St Modwen interims disappoint despite optimism
Developer St Modwen Properties increased its dividend 4.1% as net asset value grew in the first half of the year but profits shrank slightly.
The FTSE 250 company, which after a strategic review last month said it would accelerate commercial development activity and grow its residential and housebuilding business, reported an EPRA NAV up 1.7% to 468.4p, with statutory NAV per share up 2.0% to 439.6p in the six months to 31 May.
PBT was down 11% to £31.6m on a statutory basis, with earnings per share up 2.5% to 12.1p and the interim dividend increased by 4.1% to 2.02p per share.
Underlying profit before tax slipped 2% to £29.3m in what the company said was a more stable valuation environment, with trading profit down 23% to £26.4m.
The residential arm performed well, with operating profits of £13.4m up 3% supported by excellent progress from St Modwen Homes grew profits 55% to offset the winding down of the Persimmon joint venture.
Commercial was said to have delivered a "resilient" performance with approximately 400,000 square feet of commercial space signed in the first half.
Chief executive Mark Allan said: "The business continued its resilient performance across the first six months of the year, despite an uncertain market environment, with all parts of the group contributing positively.
"We also concluded our strategy and portfolio review, which has confirmed the significant potential present in our business and pipeline and we are now focused on realising these opportunities in the months and years ahead."
Since the second half began, St Modwen agreed the sale of Nine Elms Square in Battersea to Chinese buyers for £190m.
Of the proceeds from the sale, St Modwen said £70m will be held in a restricted development account to fund its share of future obligations in respect of completion of 500,000 square feet of new purpose-built market facilities and associated infrastructure.
The remainder will be used by St Modwen to reduce debt and "pursue strategic opportunities".
On the wider outlook, Allan said: "We remain in uncertain times, particularly politically, and consequently we will maintain an agile approach to delivering our strategy, ensuring that we can adapt quickly if the circumstances demand.
"However, our strategy and portfolio is underpinned by dynamics that go beyond simple political and economic considerations; the UK housing shortage, the need for a sustainable approach to brownfield regeneration and the significant shift in how consumers and businesses buy and behave are all clear, longer-term trends that we are well positioned to benefit from.
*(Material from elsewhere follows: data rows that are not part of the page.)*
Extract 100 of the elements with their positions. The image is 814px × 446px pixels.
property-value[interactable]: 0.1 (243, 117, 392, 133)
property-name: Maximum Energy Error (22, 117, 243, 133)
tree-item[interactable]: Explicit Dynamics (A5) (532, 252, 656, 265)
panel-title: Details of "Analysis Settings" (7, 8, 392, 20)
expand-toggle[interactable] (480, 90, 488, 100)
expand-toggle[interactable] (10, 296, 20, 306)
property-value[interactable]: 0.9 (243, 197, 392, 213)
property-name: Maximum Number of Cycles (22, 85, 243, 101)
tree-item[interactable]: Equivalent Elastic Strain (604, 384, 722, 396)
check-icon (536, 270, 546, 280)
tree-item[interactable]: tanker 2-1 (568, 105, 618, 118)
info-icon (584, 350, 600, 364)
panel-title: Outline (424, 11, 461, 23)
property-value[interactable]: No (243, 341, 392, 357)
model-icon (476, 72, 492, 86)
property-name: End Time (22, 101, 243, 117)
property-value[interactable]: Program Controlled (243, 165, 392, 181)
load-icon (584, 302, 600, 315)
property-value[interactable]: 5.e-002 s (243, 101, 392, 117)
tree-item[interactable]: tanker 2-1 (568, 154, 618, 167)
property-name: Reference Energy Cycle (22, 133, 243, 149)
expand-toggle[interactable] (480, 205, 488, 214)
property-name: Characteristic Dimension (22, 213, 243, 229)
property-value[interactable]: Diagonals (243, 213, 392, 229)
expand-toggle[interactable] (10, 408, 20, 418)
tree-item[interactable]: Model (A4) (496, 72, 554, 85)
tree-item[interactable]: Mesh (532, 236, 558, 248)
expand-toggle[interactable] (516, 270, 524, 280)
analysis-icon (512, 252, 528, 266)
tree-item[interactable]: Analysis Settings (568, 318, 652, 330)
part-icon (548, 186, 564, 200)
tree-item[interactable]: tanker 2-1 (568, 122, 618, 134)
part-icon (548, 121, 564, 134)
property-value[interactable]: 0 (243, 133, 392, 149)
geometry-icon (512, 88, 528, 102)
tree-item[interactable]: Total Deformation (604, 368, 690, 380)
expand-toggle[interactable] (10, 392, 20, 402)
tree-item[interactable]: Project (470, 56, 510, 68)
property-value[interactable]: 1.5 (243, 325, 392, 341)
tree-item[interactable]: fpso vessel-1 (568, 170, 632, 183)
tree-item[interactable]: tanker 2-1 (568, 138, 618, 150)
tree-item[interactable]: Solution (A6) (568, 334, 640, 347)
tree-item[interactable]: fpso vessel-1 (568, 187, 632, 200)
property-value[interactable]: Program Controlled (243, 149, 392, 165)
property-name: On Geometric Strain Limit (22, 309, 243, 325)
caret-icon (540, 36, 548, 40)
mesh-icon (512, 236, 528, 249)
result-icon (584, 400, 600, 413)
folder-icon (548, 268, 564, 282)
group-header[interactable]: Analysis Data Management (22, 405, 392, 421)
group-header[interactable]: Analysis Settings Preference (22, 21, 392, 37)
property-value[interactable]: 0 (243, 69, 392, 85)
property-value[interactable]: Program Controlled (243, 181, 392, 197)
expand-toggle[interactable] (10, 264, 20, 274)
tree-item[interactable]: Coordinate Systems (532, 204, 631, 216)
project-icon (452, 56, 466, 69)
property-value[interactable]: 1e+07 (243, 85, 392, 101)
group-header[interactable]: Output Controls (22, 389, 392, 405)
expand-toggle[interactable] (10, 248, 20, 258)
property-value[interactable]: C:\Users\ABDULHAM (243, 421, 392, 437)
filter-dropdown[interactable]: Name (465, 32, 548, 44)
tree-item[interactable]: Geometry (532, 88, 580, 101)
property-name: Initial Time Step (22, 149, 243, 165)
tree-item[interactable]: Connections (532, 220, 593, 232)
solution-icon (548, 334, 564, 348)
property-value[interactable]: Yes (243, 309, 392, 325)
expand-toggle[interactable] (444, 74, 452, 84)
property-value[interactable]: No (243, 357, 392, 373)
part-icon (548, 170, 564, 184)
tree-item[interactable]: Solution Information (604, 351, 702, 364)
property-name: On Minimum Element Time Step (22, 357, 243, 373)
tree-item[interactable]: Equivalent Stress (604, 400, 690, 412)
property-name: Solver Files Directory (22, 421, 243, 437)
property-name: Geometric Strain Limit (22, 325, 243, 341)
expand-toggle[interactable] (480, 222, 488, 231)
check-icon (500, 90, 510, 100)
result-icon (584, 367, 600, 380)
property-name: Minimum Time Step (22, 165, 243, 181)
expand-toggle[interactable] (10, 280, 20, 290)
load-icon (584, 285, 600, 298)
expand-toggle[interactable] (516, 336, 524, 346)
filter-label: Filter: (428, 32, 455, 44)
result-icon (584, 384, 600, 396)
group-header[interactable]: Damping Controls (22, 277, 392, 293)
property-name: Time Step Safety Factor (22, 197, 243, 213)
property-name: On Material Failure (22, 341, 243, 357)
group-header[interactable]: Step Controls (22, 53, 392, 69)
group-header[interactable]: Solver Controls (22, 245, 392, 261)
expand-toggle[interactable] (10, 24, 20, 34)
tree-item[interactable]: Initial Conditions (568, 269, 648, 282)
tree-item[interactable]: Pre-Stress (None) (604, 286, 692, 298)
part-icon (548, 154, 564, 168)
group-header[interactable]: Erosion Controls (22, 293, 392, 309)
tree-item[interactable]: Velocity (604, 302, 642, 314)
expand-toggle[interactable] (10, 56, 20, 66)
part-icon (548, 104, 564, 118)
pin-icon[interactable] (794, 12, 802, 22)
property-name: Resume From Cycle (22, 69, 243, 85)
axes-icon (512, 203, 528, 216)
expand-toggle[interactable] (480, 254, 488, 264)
As a result, we feel optimistic about the future."
Shares in the company fell 1.1% to 356.9p in early trade on Tuesday, though in recent months have hit all-time highs around 370p.
Broker Numis said the result was "robust" and highlighted the benefits of its diversified asset platform.
Analysts left estimates unchanged, "but this disguises an increase in cash backed trading profit and the introduction of a non-cash charge".
"With St Modwen making good progress against its strategic targets we expect the outlook to be characterised by falling leverage and improving returns driven by the group's residential and commercial development activities."